The three of them work so well together, and make all the right decisions, such as having back-up plans, like laying down blankets to catch the key if it falls outside of the basket that’s underneath it.
There’s one final twist, after they escape: Heather, who’s the first to leave her cell, is stopped by Anderson Cooper, who offers her an exemption to leave the other two locked in overnight. She doesn’t hesitate. “There’s no way. We did this together, so I’m letting them out,” she says. Myra even asks, “Are you sure?” Heather tells Anderson, “It wasn’t worth one more round to leave them in here.”

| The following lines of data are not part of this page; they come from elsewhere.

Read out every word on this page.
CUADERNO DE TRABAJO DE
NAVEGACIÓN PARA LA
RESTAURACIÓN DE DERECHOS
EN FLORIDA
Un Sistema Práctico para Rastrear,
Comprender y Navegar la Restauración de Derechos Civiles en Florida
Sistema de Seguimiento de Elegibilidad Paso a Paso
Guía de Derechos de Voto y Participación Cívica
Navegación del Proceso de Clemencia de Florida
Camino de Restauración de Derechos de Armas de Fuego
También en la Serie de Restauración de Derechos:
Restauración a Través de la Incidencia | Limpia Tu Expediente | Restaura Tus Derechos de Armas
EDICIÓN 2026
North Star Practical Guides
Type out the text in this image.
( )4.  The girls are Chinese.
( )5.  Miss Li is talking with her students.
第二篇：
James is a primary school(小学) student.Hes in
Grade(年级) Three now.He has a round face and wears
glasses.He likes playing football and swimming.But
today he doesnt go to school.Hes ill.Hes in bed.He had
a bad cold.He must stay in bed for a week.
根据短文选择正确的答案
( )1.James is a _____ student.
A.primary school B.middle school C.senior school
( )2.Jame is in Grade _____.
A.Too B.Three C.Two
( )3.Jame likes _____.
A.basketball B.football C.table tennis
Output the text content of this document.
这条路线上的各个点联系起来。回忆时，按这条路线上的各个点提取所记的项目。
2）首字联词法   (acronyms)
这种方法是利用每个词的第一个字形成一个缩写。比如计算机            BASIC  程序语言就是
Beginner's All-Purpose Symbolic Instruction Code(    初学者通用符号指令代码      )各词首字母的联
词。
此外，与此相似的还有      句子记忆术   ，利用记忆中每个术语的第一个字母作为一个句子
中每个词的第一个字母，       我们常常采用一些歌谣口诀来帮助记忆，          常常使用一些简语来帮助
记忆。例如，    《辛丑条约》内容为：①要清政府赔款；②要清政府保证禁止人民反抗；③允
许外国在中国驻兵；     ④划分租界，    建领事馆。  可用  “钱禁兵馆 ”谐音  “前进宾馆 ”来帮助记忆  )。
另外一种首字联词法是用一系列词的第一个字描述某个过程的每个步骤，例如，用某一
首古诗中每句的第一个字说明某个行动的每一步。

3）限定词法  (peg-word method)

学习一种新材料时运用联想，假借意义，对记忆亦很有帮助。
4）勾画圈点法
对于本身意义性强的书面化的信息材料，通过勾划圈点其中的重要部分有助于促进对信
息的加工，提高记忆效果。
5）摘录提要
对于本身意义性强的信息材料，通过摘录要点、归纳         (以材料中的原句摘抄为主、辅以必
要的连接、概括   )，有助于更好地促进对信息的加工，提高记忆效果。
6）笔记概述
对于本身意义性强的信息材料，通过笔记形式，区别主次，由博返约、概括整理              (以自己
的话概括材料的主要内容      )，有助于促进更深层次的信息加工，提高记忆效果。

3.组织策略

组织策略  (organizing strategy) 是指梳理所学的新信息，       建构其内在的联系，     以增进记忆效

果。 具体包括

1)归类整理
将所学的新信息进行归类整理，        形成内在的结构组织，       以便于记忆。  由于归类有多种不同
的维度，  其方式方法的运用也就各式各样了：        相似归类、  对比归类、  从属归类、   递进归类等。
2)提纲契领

That’s an impressive show of humanity, and I was so worried Heather would be executed after giving up immunity. Instead, it’s magician Rob and his spiky hair who takes a walk with Anderson Cooper.
These tests are also great because they consume most of the episode, and while there’s an exemption at play, it’s an afterthought, not the reason for a full test.
There is some interpersonal drama, but it flows from the events of this episode and previous episodes: Al is mad that Darwin suggests Al should not be the person the players choose as a lead yet again. “Maybe you shouldn’t try to run the show,” he tells Darwin. Darwin tells the cameras, “If there’s an Olympic event for jumping to conclusions, Al would be the champion of the world.” They make up, and all is well; next episode, we’ll even see the sharing the same bed in their hotel room.
There’s also time for a charming Mole dinner with Anderson, which is everything I want from this show, and 100 percent why it’s the only show I applied to be on. Rob has a nice moment—it turns out to be a parting moment, though he doesn’t know it yet—as he does a card trick for Anderson Cooper.
“If this freaks me out I’m going to punch you,” Anderson tells Rob, and then punches him, in a moment that has more genuine reactions than the last five seasons of America’s Got Talent combined. Camaraderie, great tests, Anderson Cooper: It’s a near-perfect Mole episode.